Opened at 2009-06-09T21:19:25Z
Last modified at 2016-03-01T15:11:28Z
#731 new defect
what to do with filenames that are illegal on some systems — at Initial Version
Reported by: | zooko | Owned by: | |
---|---|---|---|
Priority: | major | Milestone: | eventually |
Component: | code-dirnodes | Version: | 1.4.1 |
Keywords: | forward-compatibility i18n unicode names | Cc: | |
Launchpad Bug: |
Description
If someone copies a file from system A into Tahoe-LAFS and then later someone tries to copy that file from Tahoe-LAFS into system B, then a problem could arise if the filename from system A is illegal on system B. This can happen in a few ways:
- The filename could be illegal on Windows (http://msdn.microsoft.com/en-us/library/aa365247.aspx ), and system B could be Windows and system A non-Windows.
- The filename could be illegal on Mac (http://developer.apple.com/technotes/tn/tn1150table.html ).
- The filename could case-collide with another filename in the same directory, and system B could be a case-insensitive filesystem. (Note that Tahoe's current naïve approach will result in a randomly-chosen one of the files overwriting the other if the target system is Windows or Macintosh.)
- If we allowed undecodable bytestring filenames from POSIX system A's, either by storing bytestring (non-unicode) filenames, or by some escaping mechanism such as utf8b, then a non-POSIX
system B would not be able to accept that name (or at least we should not write that name into that system). Likewise some users of POSIX have a policy that only correctly encoded unicode filenames should be stored in their filesystem, so for them we should not write that name even though we can do so by using the POSIX byte-oriented APIs.

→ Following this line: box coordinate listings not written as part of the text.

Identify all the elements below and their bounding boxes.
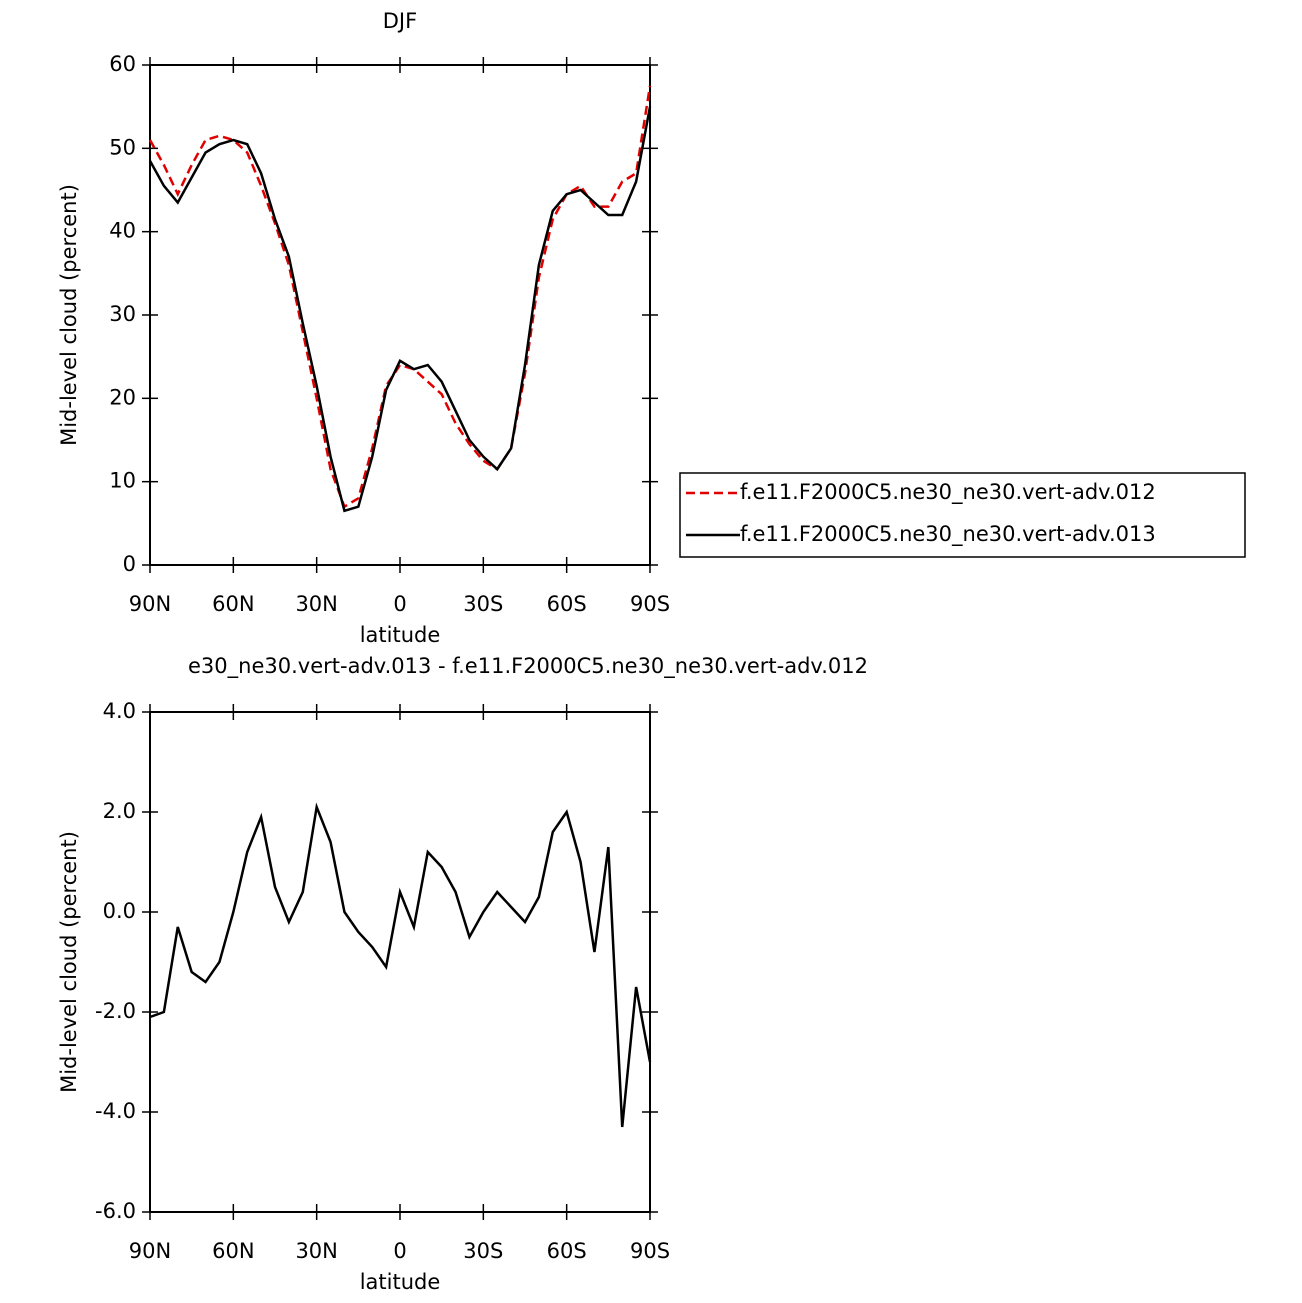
x-tick-label: 60N [212, 1239, 254, 1263]
x-tick-label: 90N [129, 1239, 171, 1263]
chart-title: e30_ne30.vert-adv.013 - f.e11.F2000C5.ne… [188, 654, 868, 679]
x-tick-label: 90S [630, 1239, 670, 1263]
y-tick-label: -4.0 [95, 1099, 136, 1123]
series-line [148, 106, 652, 513]
y-tick-label: 0.0 [103, 899, 136, 923]
x-tick-label: 0 [393, 1239, 406, 1263]
plot-frame [149, 711, 651, 1213]
y-tick-label: -2.0 [95, 999, 136, 1023]
y-tick-label: 0 [123, 552, 136, 576]
x-tick-label: 90S [630, 592, 670, 616]
x-tick-label: 60S [547, 592, 587, 616]
y-axis-label: Mid-level cloud (percent) [57, 831, 81, 1093]
x-tick-label: 30S [463, 592, 503, 616]
y-tick-label: 10 [109, 469, 136, 493]
series-line [148, 85, 652, 509]
y-tick-label: 4.0 [103, 699, 136, 723]
y-tick-label: 60 [109, 52, 136, 76]
x-tick-label: 60N [212, 592, 254, 616]
y-tick-label: 2.0 [103, 799, 136, 823]
y-tick-label: 20 [109, 385, 136, 409]
legend-label: f.e11.F2000C5.ne30_ne30.vert-adv.013 [740, 522, 1156, 547]
y-tick-label: 50 [109, 135, 136, 159]
y-tick-label: 40 [109, 219, 136, 243]
y-axis-label: Mid-level cloud (percent) [57, 184, 81, 446]
x-tick-label: 60S [547, 1239, 587, 1263]
legend-box [679, 472, 1246, 558]
x-axis-label: latitude [360, 1270, 441, 1294]
x-tick-label: 30N [295, 592, 337, 616]
series-line [149, 802, 652, 1128]
y-tick-label: 30 [109, 302, 136, 326]
x-tick-label: 0 [393, 592, 406, 616]
x-axis-label: latitude [360, 623, 441, 647]
plot-frame [149, 64, 651, 566]
chart-title: DJF [383, 9, 417, 33]
y-tick-label: -6.0 [95, 1199, 136, 1223]
x-tick-label: 30S [463, 1239, 503, 1263]
x-tick-label: 30N [295, 1239, 337, 1263]
legend-label: f.e11.F2000C5.ne30_ne30.vert-adv.012 [740, 480, 1156, 505]
x-tick-label: 90N [129, 592, 171, 616]
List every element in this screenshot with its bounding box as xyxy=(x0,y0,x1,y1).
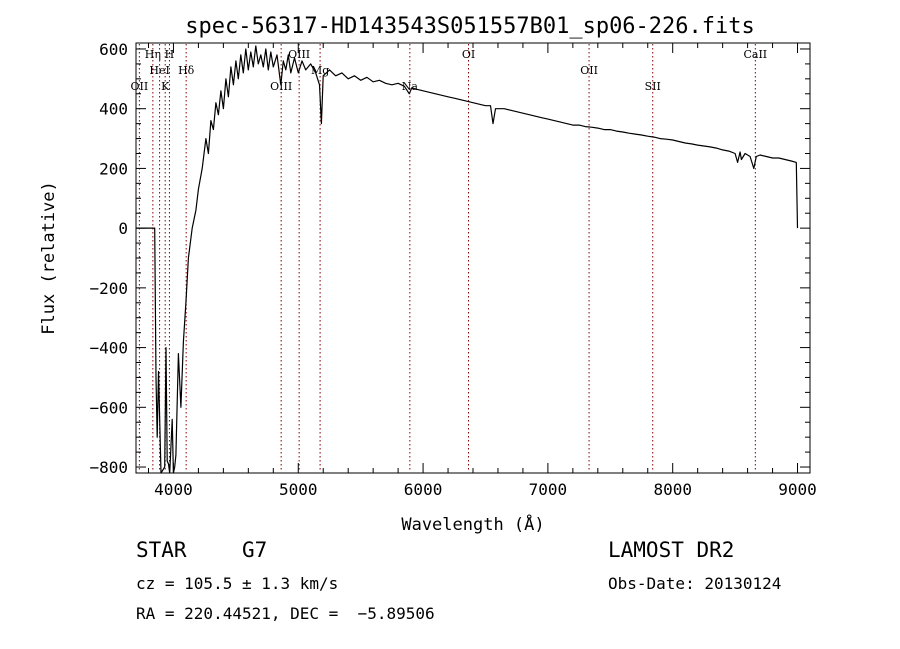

Here are someone else's notes about these sorts of issues:
http://www.portfoliofaq.com/pfaq/FAQ00352.htm
See also David A. Wheeler's excellent article arguing that we should start being pickier about filenames in POSIX systems:
http://www.dwheeler.com/essays/fixing-unix-linux-filenames.html
There are various ways Tahoe can deal with this. It can do something about it on the Tahoe -> system B leg of the trip, such as by stopping with an error, offering to rename the offending files, etc.. It could also do something about it on the system A -> Tahoe leg of the trip.
I think in the short term it might be better if Tahoe rejected non-portable filenames in the system A -> Tahoe leg of the trip, because we don't yet know how we want to handle them. By rejecting them, we avoid the current random-overwrite issue and we don't constrain future versions of Tahoe-LAFS as much in terms of what sorts of filenames it has to support. (There might already be some problematic filenames stored in Tahoe and we might want to extend Tahoe to deal with these better in the future, but if Tahoe-v1.5 starts rejecting new ones then the problem will probably be less widespread and less severe in the future.)
On the other hand, rejecting them would be a UI/API regression, so we would probably want to add a --force-nonportable-filenames option to make it behave like Tahoe-v1.4 currently does.
Help!?